The Materials Properties Table is a blank grid template designed for hands-on materials science investigations in grades 1–5. Columns represent testable properties — such as hardness, flexibility, transparency, waterproofing, and magnetic attraction — while rows are left empty for students to write in the materials they are testing. Because both the material names and the property columns are fillable, a single printed sheet supports any materials unit: natural vs manufactured, transparent vs opaque, conductors vs insulators, or whatever your curriculum demands. Teachers appreciate that the open grid encourages students to design their own tests and record results with ticks, crosses, ratings, or short notes rather than circling pre-given answers. The template is equally at home on a classroom workbench, a kitchen table, or as part of a STEM investigation report.

Science
Science Templates
Ages 6–10

Learning objectives

  • Identify and test a range of physical properties of materials
  • Record scientific results systematically in a grid format
  • Compare materials across multiple properties simultaneously
  • Begin to match material properties to real-world functions
  • Develop fair-test thinking by holding variables constant
  • Interpret tabular data to draw evidence-based conclusions

How to use this template

  1. Download and print one grid per student or pair before setting up the materials testing station.
  2. As a class, agree on which properties to test and have students write one property in each column header before testing begins.
  3. Students write the name of each material in a row, then work through each property column, recording results with a consistent symbol system (tick/cross, 1–3 rating, or descriptive word).
  4. After completing the grid, students circle or highlight the material that performed best for a specific purpose and write a concluding sentence.
  5. Collect grids and compare results across groups to discuss any inconsistencies caused by testing technique.

Classroom & home ideas

  • Set up a rotation of five testing stations (bend test, magnet test, water drop test, scratch test, light test) and have groups move around, filling one row per station.
  • Challenge students to design a raincoat for a toy figure — they must select the best waterproof and flexible material based on their completed grid.
  • Use the grid with natural materials collected on a nature walk (bark, leaf, pebble, feather) to compare natural and manufactured objects.
  • Pair the completed table with a bar chart in maths, where each bar represents the number of materials that passed each property test.
  • Assign a home version: students test five household items (foil, cling wrap, cardboard, fabric, plastic bag) using safe property tests and photograph their evidence.

Skills & curriculum links

Physical science — materials and propertiesData recording and table readingFair-test investigation designComparative analysis and inferenceSTEM problem-solving

Frequently asked questions

How many materials and properties should I include for grade 1 students?

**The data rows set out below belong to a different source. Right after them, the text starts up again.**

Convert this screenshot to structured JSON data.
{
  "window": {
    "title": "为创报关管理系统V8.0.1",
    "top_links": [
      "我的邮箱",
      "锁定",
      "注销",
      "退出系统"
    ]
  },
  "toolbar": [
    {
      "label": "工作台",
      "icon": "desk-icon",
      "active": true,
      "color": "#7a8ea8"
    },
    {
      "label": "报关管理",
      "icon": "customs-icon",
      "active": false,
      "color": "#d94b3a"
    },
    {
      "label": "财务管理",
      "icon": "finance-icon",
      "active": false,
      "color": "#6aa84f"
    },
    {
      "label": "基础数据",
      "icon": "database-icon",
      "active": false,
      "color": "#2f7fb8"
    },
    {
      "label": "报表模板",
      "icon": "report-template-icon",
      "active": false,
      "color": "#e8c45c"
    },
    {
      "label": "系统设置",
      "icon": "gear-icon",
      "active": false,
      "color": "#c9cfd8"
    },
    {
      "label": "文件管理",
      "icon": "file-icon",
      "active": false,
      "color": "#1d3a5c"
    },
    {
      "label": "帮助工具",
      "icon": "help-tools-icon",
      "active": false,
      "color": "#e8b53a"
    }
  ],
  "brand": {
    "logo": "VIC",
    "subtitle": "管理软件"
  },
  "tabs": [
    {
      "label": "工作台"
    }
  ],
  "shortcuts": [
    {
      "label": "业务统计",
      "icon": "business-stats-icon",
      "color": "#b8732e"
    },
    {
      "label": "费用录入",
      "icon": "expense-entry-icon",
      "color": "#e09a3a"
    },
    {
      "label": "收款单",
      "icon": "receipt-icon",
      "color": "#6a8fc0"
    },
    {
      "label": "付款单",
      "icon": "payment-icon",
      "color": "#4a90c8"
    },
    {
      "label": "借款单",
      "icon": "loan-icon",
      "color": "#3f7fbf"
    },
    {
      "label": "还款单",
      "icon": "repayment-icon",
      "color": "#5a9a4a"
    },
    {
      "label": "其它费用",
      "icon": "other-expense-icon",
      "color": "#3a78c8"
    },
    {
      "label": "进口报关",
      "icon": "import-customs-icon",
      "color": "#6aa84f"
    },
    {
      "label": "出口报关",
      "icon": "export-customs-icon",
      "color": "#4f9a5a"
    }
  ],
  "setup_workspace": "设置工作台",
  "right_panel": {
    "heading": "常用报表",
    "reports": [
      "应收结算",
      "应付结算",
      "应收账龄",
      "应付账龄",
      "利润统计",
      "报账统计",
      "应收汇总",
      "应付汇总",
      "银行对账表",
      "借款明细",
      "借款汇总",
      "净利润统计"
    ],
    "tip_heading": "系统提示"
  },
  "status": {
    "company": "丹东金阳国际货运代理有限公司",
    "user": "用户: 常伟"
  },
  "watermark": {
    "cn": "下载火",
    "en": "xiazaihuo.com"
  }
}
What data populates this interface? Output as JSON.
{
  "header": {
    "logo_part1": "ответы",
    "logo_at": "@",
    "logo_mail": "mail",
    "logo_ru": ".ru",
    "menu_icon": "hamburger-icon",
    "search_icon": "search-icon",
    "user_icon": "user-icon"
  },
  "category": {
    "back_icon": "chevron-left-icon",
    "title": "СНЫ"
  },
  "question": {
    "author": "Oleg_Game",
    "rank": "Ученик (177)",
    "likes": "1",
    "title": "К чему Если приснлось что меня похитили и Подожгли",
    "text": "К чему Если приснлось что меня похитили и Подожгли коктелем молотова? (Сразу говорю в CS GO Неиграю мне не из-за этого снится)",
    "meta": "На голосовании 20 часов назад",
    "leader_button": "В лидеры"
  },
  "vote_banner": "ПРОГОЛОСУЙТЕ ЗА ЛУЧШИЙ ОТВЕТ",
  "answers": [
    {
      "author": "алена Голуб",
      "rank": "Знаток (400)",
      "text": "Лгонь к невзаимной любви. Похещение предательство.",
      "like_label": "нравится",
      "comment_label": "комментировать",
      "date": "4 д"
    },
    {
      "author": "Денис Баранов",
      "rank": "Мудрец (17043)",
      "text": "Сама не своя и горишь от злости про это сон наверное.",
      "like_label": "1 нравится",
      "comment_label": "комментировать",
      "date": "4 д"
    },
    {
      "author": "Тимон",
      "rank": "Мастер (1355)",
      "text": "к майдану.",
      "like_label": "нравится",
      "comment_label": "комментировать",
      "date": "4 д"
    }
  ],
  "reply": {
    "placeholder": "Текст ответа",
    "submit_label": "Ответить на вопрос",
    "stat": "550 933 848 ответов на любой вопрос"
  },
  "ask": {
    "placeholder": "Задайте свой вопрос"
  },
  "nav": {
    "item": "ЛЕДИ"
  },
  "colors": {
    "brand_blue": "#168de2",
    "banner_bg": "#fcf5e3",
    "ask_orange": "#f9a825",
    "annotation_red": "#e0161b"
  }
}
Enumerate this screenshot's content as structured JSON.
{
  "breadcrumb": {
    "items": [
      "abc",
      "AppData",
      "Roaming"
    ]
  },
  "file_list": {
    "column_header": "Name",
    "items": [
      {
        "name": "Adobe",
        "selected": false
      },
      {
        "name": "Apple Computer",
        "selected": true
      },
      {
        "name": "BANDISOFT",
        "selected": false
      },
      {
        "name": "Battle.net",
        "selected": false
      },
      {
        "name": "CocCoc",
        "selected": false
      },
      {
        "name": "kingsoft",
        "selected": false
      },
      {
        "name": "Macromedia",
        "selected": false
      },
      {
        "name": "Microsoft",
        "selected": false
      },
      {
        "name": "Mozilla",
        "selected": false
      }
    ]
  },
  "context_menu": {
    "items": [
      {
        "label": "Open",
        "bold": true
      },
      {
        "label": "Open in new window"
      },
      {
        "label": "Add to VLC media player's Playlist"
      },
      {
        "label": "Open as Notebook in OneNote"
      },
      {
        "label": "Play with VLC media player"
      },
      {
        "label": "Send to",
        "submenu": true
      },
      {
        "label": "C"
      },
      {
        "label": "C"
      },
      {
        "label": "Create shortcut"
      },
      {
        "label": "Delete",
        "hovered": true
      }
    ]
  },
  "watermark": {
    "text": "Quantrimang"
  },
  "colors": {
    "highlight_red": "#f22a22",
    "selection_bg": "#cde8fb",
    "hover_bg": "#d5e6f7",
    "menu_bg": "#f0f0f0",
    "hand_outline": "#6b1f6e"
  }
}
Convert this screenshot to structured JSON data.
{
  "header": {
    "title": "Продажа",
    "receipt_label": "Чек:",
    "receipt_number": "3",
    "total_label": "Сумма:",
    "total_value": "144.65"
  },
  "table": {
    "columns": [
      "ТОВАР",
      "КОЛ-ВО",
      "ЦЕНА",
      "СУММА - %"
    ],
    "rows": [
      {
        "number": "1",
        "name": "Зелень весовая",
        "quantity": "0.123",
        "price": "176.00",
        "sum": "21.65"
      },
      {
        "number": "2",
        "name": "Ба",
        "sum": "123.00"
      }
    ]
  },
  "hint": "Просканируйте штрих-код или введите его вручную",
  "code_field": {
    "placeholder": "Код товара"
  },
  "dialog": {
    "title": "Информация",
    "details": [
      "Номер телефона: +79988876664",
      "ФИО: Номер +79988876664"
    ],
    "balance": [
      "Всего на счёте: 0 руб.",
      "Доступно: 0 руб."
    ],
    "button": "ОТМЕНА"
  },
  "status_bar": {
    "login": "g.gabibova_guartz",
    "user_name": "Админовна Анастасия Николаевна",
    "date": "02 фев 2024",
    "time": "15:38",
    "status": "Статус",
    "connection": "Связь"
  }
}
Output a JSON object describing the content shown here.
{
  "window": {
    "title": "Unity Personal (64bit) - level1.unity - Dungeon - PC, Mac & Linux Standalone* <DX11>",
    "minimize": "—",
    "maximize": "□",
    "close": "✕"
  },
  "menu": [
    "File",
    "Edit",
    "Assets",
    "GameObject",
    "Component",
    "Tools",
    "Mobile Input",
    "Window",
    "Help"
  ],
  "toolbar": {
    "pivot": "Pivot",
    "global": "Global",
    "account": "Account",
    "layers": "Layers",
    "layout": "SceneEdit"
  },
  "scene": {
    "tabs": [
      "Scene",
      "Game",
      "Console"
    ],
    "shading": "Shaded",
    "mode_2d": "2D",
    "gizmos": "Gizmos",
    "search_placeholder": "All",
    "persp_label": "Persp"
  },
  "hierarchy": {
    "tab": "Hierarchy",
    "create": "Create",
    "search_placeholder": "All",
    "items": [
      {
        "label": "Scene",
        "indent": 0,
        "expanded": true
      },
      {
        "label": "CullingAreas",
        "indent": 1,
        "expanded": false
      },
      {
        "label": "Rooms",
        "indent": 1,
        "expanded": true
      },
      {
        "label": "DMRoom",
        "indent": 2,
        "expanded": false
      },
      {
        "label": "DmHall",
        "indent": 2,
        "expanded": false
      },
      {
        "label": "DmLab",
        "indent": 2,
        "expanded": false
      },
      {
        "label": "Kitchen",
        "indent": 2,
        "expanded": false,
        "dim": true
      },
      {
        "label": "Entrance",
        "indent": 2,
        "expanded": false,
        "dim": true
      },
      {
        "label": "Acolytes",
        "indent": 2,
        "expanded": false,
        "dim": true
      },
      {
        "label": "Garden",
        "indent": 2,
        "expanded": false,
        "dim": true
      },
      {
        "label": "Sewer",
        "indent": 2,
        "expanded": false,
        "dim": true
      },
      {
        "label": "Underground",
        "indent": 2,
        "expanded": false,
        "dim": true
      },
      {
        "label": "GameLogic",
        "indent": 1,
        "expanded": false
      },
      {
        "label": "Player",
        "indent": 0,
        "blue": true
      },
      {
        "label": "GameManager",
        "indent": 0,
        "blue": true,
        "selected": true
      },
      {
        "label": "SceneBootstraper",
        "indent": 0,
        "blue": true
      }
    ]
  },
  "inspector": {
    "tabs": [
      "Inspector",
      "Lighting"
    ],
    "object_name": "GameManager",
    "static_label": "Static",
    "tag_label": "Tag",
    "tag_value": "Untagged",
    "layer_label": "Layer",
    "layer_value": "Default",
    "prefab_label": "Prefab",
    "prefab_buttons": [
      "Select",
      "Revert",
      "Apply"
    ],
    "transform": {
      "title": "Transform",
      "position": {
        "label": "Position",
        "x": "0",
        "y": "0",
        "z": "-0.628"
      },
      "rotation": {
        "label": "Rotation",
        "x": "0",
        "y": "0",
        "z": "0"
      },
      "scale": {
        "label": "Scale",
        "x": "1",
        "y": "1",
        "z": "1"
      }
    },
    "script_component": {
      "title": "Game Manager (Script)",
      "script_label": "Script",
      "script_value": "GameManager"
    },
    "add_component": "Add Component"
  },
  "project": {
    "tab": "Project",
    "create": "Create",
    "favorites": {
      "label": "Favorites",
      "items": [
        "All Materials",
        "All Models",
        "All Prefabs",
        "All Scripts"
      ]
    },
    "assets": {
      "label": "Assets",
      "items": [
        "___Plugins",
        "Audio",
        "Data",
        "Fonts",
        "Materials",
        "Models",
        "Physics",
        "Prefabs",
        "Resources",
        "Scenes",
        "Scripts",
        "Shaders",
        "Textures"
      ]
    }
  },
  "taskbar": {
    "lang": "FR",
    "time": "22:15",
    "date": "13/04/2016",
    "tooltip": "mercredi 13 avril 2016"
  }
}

For grade 1, limit to four to five materials and three clear binary properties (is it bendy? is it waterproof? does a magnet stick?). Older students can handle more nuanced ratings.

Should students test materials individually or in pairs?

Pairs work well for most tests — one student tests while the other records — but individual sheets ensure every student has their own data to analyse.

Can this template be used for a fair-test investigation?

Yes. Remind students that fair testing means using the same amount of force, the same amount of water, or the same magnet distance for every material they test.

Is this template aligned to any specific curriculum?

The blank grid aligns to materials and properties standards in the Australian Curriculum, UK National Curriculum (Year 1–5 Science), and US NGSS (K–5 physical science), depending on which properties you choose to test.